Interested in knowing what credit conditions are like in your community and elsewhere? The New York Fed's Community Credit interactive maps highlight credit conditions in communities across the United States. The maps provide measures of credit inclusion and credit stress for the US., as well as for states and counties, from 2005 to 2014. Indicators include the percentage of quality borrowers and the percentage of residents who have access to some type of formal credit.
The Kansas City Fed provides financial forms, checklists and other resources to help consumers and small business owners prepare before and recover after disaster strikes. These resources were developed from a series of focus groups and meetings held in the tenth district.
Visit the Center’s web page for information on this community development research initiative of the St. Louis Fed, which conducts primary and applied research focused on rebuilding the household balance sheets of struggling American families. The Center leverages its research to inform public policy, community practice, families and future research.
The Boston Fed conducts a semi-annual survey of service providers' perceptions of the economic and financial conditions of lower-income communities and individuals in New England and the organizations that serve them. Read about the results of their October 2013 survey in this report.
The Boston Fed has created a powerful, time-saving, easy-to-use tool for people interested in the New England region. The tool uses census data to compare the demographic characteristics of lower-income and higher-income areas within a city. It also provides aggregate information for New England states and for the region as a whole
In disadvantaged neighborhoods, the condition of the housing stock can vary from block to block. On one block, homes appear well kept and in good condition, while on another, many homes show signs of physical distress. Since the blocks within the same neighborhood are often similar in terms of home values, what accounts for this pattern? And is there any contagion effect of home maintenance? Researchers at the Boston Fed examine this issue in several Boston neighborhoods in this report.
The Kansas City Fed provides fact sheets for employees to understand and make the most of their paychecks. The additional resources for employers can be used to reinforce the information provided in the fact sheets.
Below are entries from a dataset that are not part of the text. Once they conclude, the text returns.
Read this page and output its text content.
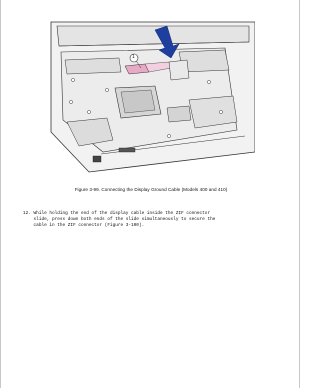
1
Figure 3-99. Connecting the Display Ground Cable (Models 400 and 410)
12. While holding the end of the display cable inside the ZIF connector
slide, press down both ends of the slide simultaneously to secure the
cable in the ZIF connector (Figure 3-100).
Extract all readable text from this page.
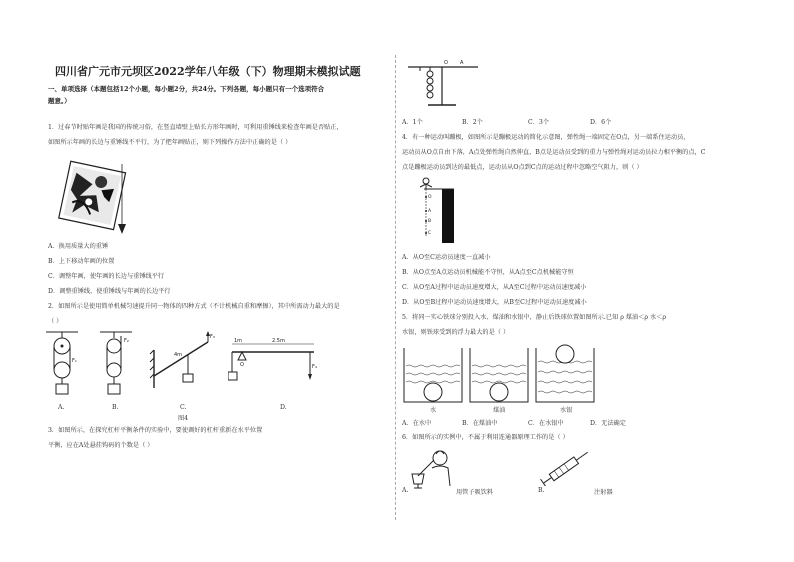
四川省广元市元坝区2022学年八年级（下）物理期末模拟试题
一、单项选择（本题包括12个小题，每小题2分，共24分。下列各题，每小题只有一个选项符合
题意。）
1．过春节时贴年画是我国的传统习俗，在竖直墙壁上贴长方形年画时，可利用重锤线来检查年画是否贴正，
如图所示年画的长边与重锤线不平行，为了把年画贴正，则下列操作方法中正确的是（ ）
A．换用质量大的重锤
B．上下移动年画的位置
C．调整年画，使年画的长边与重锤线平行
D．调整重锤线，使重锤线与年画的长边平行
2．如图所示是使用简单机械匀速提升同一物体的四种方式（不计机械自重和摩擦），其中所需动力最大的是
（ ）
F₁
F₂
F₃
4m
O
1m	2.5m
F₄
A.	B.	C.
图4
D.
3．如图所示，在探究杠杆平衡条件的实验中，要使调好的杠杆重新在水平位置
平衡，应在A处悬挂钩码的个数是（ ）
O A
A．1个	B．2个	C．3个	D．6个
4．有一种运动叫蹦极，如图所示是蹦极运动的简化示意图，弹性绳一端固定在O点，另一端系住运动员，
运动员从O点自由下落，A点处弹性绳自然伸直，B点是运动员受到的重力与弹性绳对运动员拉力相平衡的点，C
点是蹦极运动员到达的最低点，运动员从O点到C点的运动过程中忽略空气阻力，则（ ）
O
A
B
C
A．从O至C运动员速度一直减小
B．从O点至A点运动员机械能不守恒，从A点至C点机械能守恒
C．从O至A过程中运动员速度增大，从A至C过程中运动员速度减小
D．从O至B过程中运动员速度增大，从B至C过程中运动员速度减小
5．将同一实心铁球分别投入水、煤油和水银中，静止后铁球位置如图所示.已知 ρ 煤油＜ρ 水＜ρ
水银，则铁球受到的浮力最大的是（ ）
水	煤油	水银
A．在水中	B．在煤油中	C．在水银中	D．无法确定
6．如图所示的实例中，不属于利用连通器原理工作的是（ ）
A.	用管子吸饮料	B.	注射器
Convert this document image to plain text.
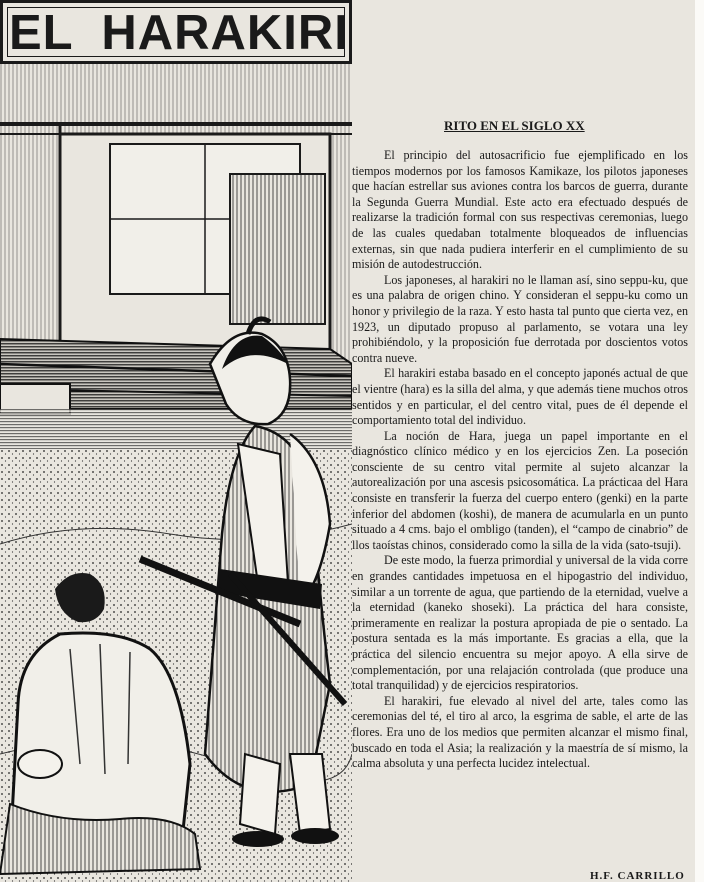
EL HARAKIRI
RITO EN EL SIGLO XX

El principio del autosacrificio fue ejemplificado en los tiempos modernos por los famosos Kamikaze, los pilotos japoneses que hacían estrellar sus aviones contra los barcos de guerra, durante la Segunda Guerra Mundial. Este acto era efectuado después de realizarse la tradición formal con sus respectivas ceremonias, luego de las cuales quedaban totalmente bloqueados de influencias externas, sin que nada pudiera interferir en el cumplimiento de su misión de autodestrucción.

Los japoneses, al harakiri no le llaman así, sino seppu-ku, que es una palabra de origen chino. Y consideran el seppu-ku como un honor y privilegio de la raza. Y esto hasta tal punto que cierta vez, en 1923, un diputado propuso al parlamento, se votara una ley prohibiéndolo, y la proposición fue derrotada por doscientos votos contra nueve.

El harakiri estaba basado en el concepto japonés actual de que el vientre (hara) es la silla del alma, y que además tiene muchos otros sentidos y en particular, el del centro vital, pues de él depende el comportamiento total del individuo.

La noción de Hara, juega un papel importante en el diagnóstico clínico médico y en los ejercicios Zen. La poseción consciente de su centro vital permite al sujeto alcanzar la autorealización por una ascesis psicosomática. La prácticaa del Hara consiste en transferir la fuerza del cuerpo entero (genki) en la parte inferior del abdomen (koshi), de manera de acumularla en un punto situado a 4 cms. bajo el ombligo (tanden), el “campo de cinabrio” de llos taoístas chinos, considerado como la silla de la vida (sato-tsuji).

De este modo, la fuerza primordial y universal de la vida corre en grandes cantidades impetuosa en el hipogastrio del individuo, similar a un torrente de agua, que partiendo de la eternidad, vuelve a la eternidad (kaneko shoseki). La práctica del hara consiste, primeramente en realizar la postura apropiada de pie o sentado. La postura sentada es la más importante. Es gracias a ella, que la práctica del silencio encuentra su mejor apoyo. A ella sirve de complementación, por una relajación controlada (que produce una total tranquilidad) y de ejercicios respiratorios.

El harakiri, fue elevado al nivel del arte, tales como las ceremonias del té, el tiro al arco, la esgrima de sable, el arte de las flores. Era uno de los medios que permiten alcanzar el mismo final, buscado en toda el Asia; la realización y la maestría de sí mismo, la calma absoluta y una perfecta lucidez intelectual.

H.F. CARRILLO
The Chicago Fed's IBEX is a series of economic statistics that measure the economic experience of particular income and demographic groups. The IBEX groups include the elderly and the working poor, as well as groupings by education, income quartile and race. The “IBEX 12 Month Inflation Rates” provide a monthly chain-weighted inflation measure for more than 30 socio-economic and demographic groups and overall urban population; the “IBEX Consumer Sentiment (IBEX-CS)” provides a monthly and quarterly index of consumer sentiment for 46 groups and the overall urban population.